貴族道徳も誇りのためなら、禁欲や自己犠牲を厭わないように、両者は対立するものではなく組み合わさる。キリスト教の教えは奴隷道徳的であるが、聖書の教えを実践することは貴族道徳的である。

 

私自身、幼少から学生時代にかけて、軍隊のようなテニス部に身を置いていたことから、絶対服従で禁欲的な奴隷道徳が根底に養われたように思う。一方で、戦いの中に反骨精神を見出し、インターハイに出場した。強くあることの誇りが貴族道徳を生み、今日、鍛錬を通じて武士道に生きようとする気概が生まれたように思う。至らないことばかりであるが、道徳心があるから、そこに向かおうという気持ちが生まれる。

 

奴隷道徳といえば、差別的であるが、立派な道徳であることには変わりない。私は奴隷道徳をなしでは生きていけない弱い人間だと自覚する。痛みを分かつためには、奴隷道徳が必要だ。道徳を失うとき、人間は人間ではなくなって動物になる。道徳を失うことで道徳を破る体験を失う。道徳を破る体験を失うことで、野性を失うからだと思う。

 

道徳を破るには、道徳がなければならない。「道徳は破るためにある」という言葉の意味が、ようやく腑に落ちた。文明から魂を救済し、生命を活かすには、この道徳を破るしかないのだ。道徳が時代を支えていることは間違いないが、これを守ることで、生命的に何の意味があるだろう。飼いならされるほどに、人間の野性は閉ざされていく。
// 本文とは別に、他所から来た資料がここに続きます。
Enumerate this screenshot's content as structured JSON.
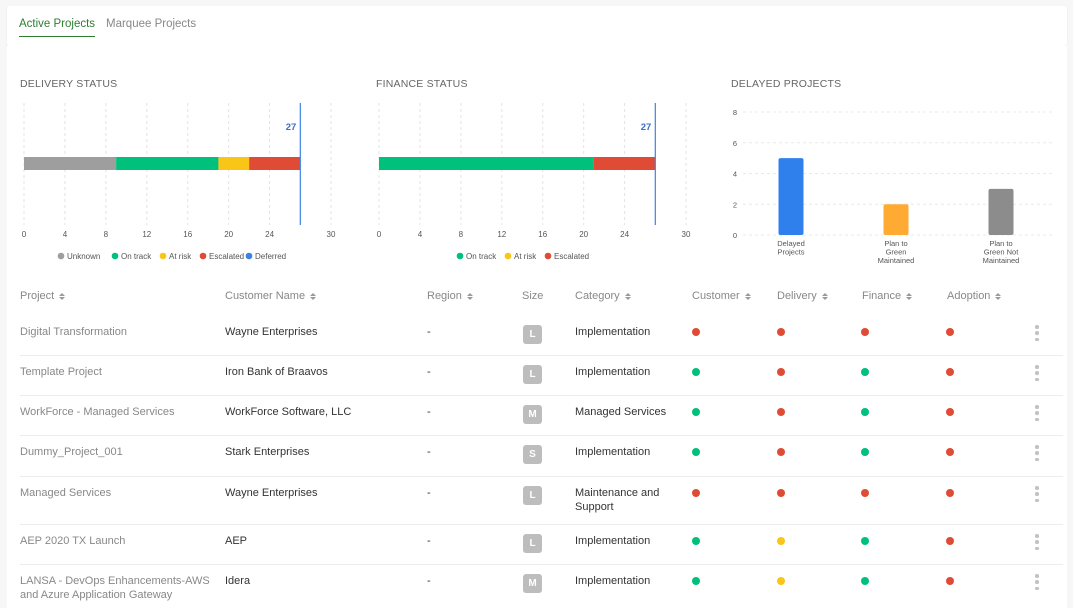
{
  "tabs": [
    {
      "label": "Active Projects",
      "active": true
    },
    {
      "label": "Marquee Projects",
      "active": false
    }
  ],
  "colors": {
    "unknown": "#9e9e9e",
    "on_track": "#00c17c",
    "at_risk": "#f9c516",
    "escalated": "#e04b36",
    "deferred": "#3b82e4",
    "delayed_bar_1": "#2f80ed",
    "delayed_bar_2": "#ffaa33",
    "delayed_bar_3": "#8c8c8c",
    "status_red": "#e04b36",
    "status_green": "#00c17c",
    "status_yellow": "#f9c516"
  },
  "chart_data": [
    {
      "type": "bar",
      "orientation": "horizontal-stacked",
      "title": "DELIVERY STATUS",
      "series": [
        {
          "name": "Unknown",
          "value": 9
        },
        {
          "name": "On track",
          "value": 10
        },
        {
          "name": "At risk",
          "value": 3
        },
        {
          "name": "Escalated",
          "value": 5
        },
        {
          "name": "Deferred",
          "value": 0
        }
      ],
      "total_label": "27",
      "total_value": 27,
      "xlim": [
        0,
        30
      ],
      "xticks": [
        "0",
        "4",
        "8",
        "12",
        "16",
        "20",
        "24",
        "30"
      ],
      "xtick_values": [
        0,
        4,
        8,
        12,
        16,
        20,
        24,
        30
      ],
      "legend": [
        "Unknown",
        "On track",
        "At risk",
        "Escalated",
        "Deferred"
      ]
    },
    {
      "type": "bar",
      "orientation": "horizontal-stacked",
      "title": "FINANCE STATUS",
      "series": [
        {
          "name": "On track",
          "value": 21
        },
        {
          "name": "At risk",
          "value": 0
        },
        {
          "name": "Escalated",
          "value": 6
        }
      ],
      "total_label": "27",
      "total_value": 27,
      "xlim": [
        0,
        30
      ],
      "xticks": [
        "0",
        "4",
        "8",
        "12",
        "16",
        "20",
        "24",
        "30"
      ],
      "xtick_values": [
        0,
        4,
        8,
        12,
        16,
        20,
        24,
        30
      ],
      "legend": [
        "On track",
        "At risk",
        "Escalated"
      ]
    },
    {
      "type": "bar",
      "title": "DELAYED PROJECTS",
      "categories": [
        [
          "Delayed",
          "Projects"
        ],
        [
          "Plan to",
          "Green",
          "Maintained"
        ],
        [
          "Plan to",
          "Green Not",
          "Maintained"
        ]
      ],
      "values": [
        5,
        2,
        3
      ],
      "ylim": [
        0,
        8
      ],
      "yticks": [
        "0",
        "2",
        "4",
        "6",
        "8"
      ],
      "ytick_values": [
        0,
        2,
        4,
        6,
        8
      ]
    }
  ],
  "table": {
    "columns": [
      "Project",
      "Customer Name",
      "Region",
      "Size",
      "Category",
      "Customer",
      "Delivery",
      "Finance",
      "Adoption"
    ],
    "rows": [
      {
        "project": [
          "Digital Transformation"
        ],
        "customer_name": "Wayne Enterprises",
        "region": "-",
        "size": "L",
        "category": [
          "Implementation"
        ],
        "customer": "red",
        "delivery": "red",
        "finance": "red",
        "adoption": "red"
      },
      {
        "project": [
          "Template Project"
        ],
        "customer_name": "Iron Bank of Braavos",
        "region": "-",
        "size": "L",
        "category": [
          "Implementation"
        ],
        "customer": "green",
        "delivery": "red",
        "finance": "green",
        "adoption": "red"
      },
      {
        "project": [
          "WorkForce - Managed Services"
        ],
        "customer_name": "WorkForce Software, LLC",
        "region": "-",
        "size": "M",
        "category": [
          "Managed Services"
        ],
        "customer": "green",
        "delivery": "red",
        "finance": "green",
        "adoption": "red"
      },
      {
        "project": [
          "Dummy_Project_001"
        ],
        "customer_name": "Stark Enterprises",
        "region": "-",
        "size": "S",
        "category": [
          "Implementation"
        ],
        "customer": "green",
        "delivery": "red",
        "finance": "green",
        "adoption": "red"
      },
      {
        "project": [
          "Managed Services"
        ],
        "customer_name": "Wayne Enterprises",
        "region": "-",
        "size": "L",
        "category": [
          "Maintenance and",
          "Support"
        ],
        "customer": "red",
        "delivery": "red",
        "finance": "red",
        "adoption": "red"
      },
      {
        "project": [
          "AEP 2020 TX Launch"
        ],
        "customer_name": "AEP",
        "region": "-",
        "size": "L",
        "category": [
          "Implementation"
        ],
        "customer": "green",
        "delivery": "yellow",
        "finance": "green",
        "adoption": "red"
      },
      {
        "project": [
          "LANSA - DevOps Enhancements-AWS",
          "and Azure Application Gateway"
        ],
        "customer_name": "Idera",
        "region": "-",
        "size": "M",
        "category": [
          "Implementation"
        ],
        "customer": "green",
        "delivery": "yellow",
        "finance": "green",
        "adoption": "red"
      }
    ]
  }
}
道徳を説くつもりはなければ、道徳家になることも目的としない。むしろ、道徳を破って生命を躍動させ、人間として死んでいくために、道徳を必要とする。道徳のないところに、道徳を破っても、何の意味もないというのは、道徳を破る瞬間の苦悩に、人間が宇宙的存在となる価値が凝縮されているからだろう。凝縮された圧力の中に、生命は爆発する。